Cibo sostenibile: una ricerca chiama a rapporto i supermercati e novità in arrivo per gli studenti dell’Università del Meryland

L’Università di Groningen e l’Università di Wageningen hanno avviato un progetto di ricerca che vede la partecipazione di quasi tutti i supermercati dei Paesi Bassi. Il nome del progetto non lascia dubbi, è “Transparently healthy & sustainable”, e l’obiettivo è altrettanto chiaro: definire i possibili interventi per comunicare in modo più trasparente con i consumatori aiutandoli a fare scelte più sane e sostenibili.

È un progetto unico nel suo genere proprio perché coinvolge le più grandi catene distributive e le sollecita a lavorare insieme alla ricerca di soluzioni efficaci condivise. Vi partecipano infatti CBL, Albert Heijn, Aldi, Jumbo, Lidl e Superunie. Il lavoro è iniziato il primo settembre e durerà quattro anni.

Secondo il professor Koert van Ittersum, che si occupa di Marketing e di benessere dei consumatori presso l’Università di Groningen, ci sono tante possibili strade da percorrere: dalla valutazione della reale efficacia dei logo “food choice” alla scelta del layout degli scaffali, che potrebbero vedere il posizionamento delle offerte in base alla salubrità delle alternative, all’impiego di carrelli intelligenti in grado di segnalare ai consumatori le opportunità più sostenibili.

Alla base di questo progetto c’è proprio la constatazione delle difficoltà che incontra il consumatore: si trova a dover leggere e interpretare una grande quantità di informazioni riportate sulle confezioni dei prodotti, dai valori nutrizionali ai dati sulle origini dei prodotti, ma tutte queste informazioni spesso non soddisfano i criteri di trasparenza, divulgazione, accuratezza e chiarezza.

Questa ricerca intende dunque fare il punto sui limiti delle attuali comunicazioni e si propone di individuare le soluzioni più efficaci per far sì che il consumatore riesca a fare le sue scelte in modo più consapevole ovunque. E ovviamente a prescindere dalle modalità di acquisto, sia recandosi fisicamente in un punto vendita fisico sia ricorrendo alla spesa online.
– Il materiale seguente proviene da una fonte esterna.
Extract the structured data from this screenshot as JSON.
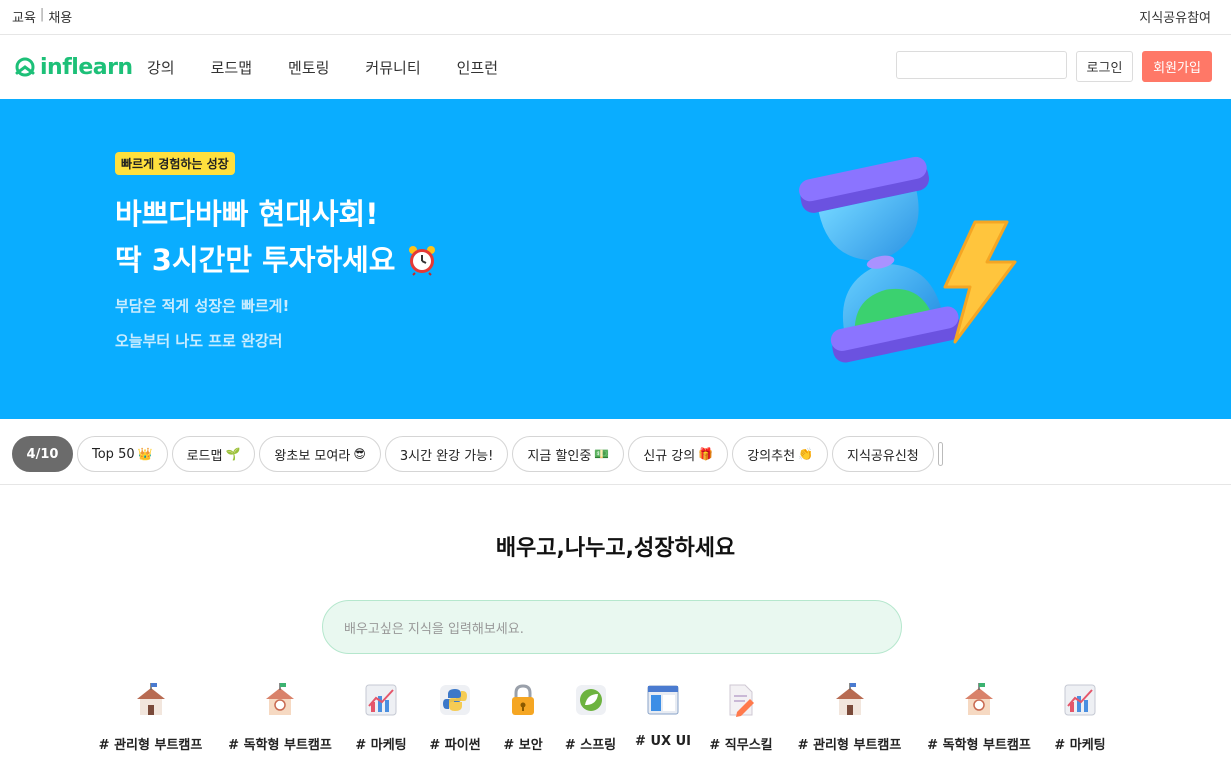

E in tema di cibo sostenibile l’Università del Maryland ha avviato un progetto particolarmente innovativo. L’ateneo infatti ha deciso di aderire al Cool Food Pledge, un’iniziativa promossa dal World Resources Institute cui partecipano imprese, hotel, ospedali e ristoranti. Tutti i firmatari insieme si propongono di ridurre le emissioni di gas serra legate al cibo del 25% entro il 2030.

Secondo i dati del World Resources Institute, l’agricoltura e l’attuale utilizzo del suolo sono la fonte di quasi un quarto di tutte le emissioni di gas serra ma cambiare abitudini alimentari e praticare l’agricoltura in modo più sostenibile possono essere scelte decisive per far fronte concretamente proprio ai cambiamenti climatici. Sempre secondo l’Istituto, l’americano medio potrebbe ridurre di quasi la metà gli impatti ambientali legati all’alimentazione semplicemente mangiando meno cibi di origine animale e più di origine vegetale.

Così l’Università del Maryland, con la società che si occupa del suo catering, la Dining Services, ha da poco avviato un vero lavoro di squadra per ridurre gli impatti ambientali. Verranno sfruttate le comunicazioni sui social, un’apposita app per smartphone e la programmazione del campus per condividere con gli studenti dati e informazioni sulle scelte di approvvigionamento dei prodotti e sui menù. La mobilitazione riguarderà tutti: il personale dell’ateneo, gli studenti e anche le loro famiglie.

Nelle cucine ci si ingegnerà per creare nuovi piatti utilizzando i prodotti di origine animale che hanno minori impatti ambientali e più alimenti a base vegetale, che richiedono meno terra, acqua e altre risorse naturali per la produzione; le associazioni studentesche saranno coinvolte nelle degustazioni dei cibi e nelle campagne di sensibilizzazione; i genitori saranno invitati a condividere con i cuochi ricette e preparazioni sane e sostenibili realizzate tra le mura domestiche.

Un dato significativo: Dining Services agli studenti serve in media 6 milioni di pasti l’anno. Questo progetto per l’Università è un’ottima opportunità per dare un contributo concreto alla riduzione delle emissioni in generale ma anche e soprattutto un investimento importante per il futuro: i giovani adotteranno nuove abitudini alimentari, che rimarranno anche quando i ragazzi lasceranno l’università e che potranno comunicare e condividere con tanti altri.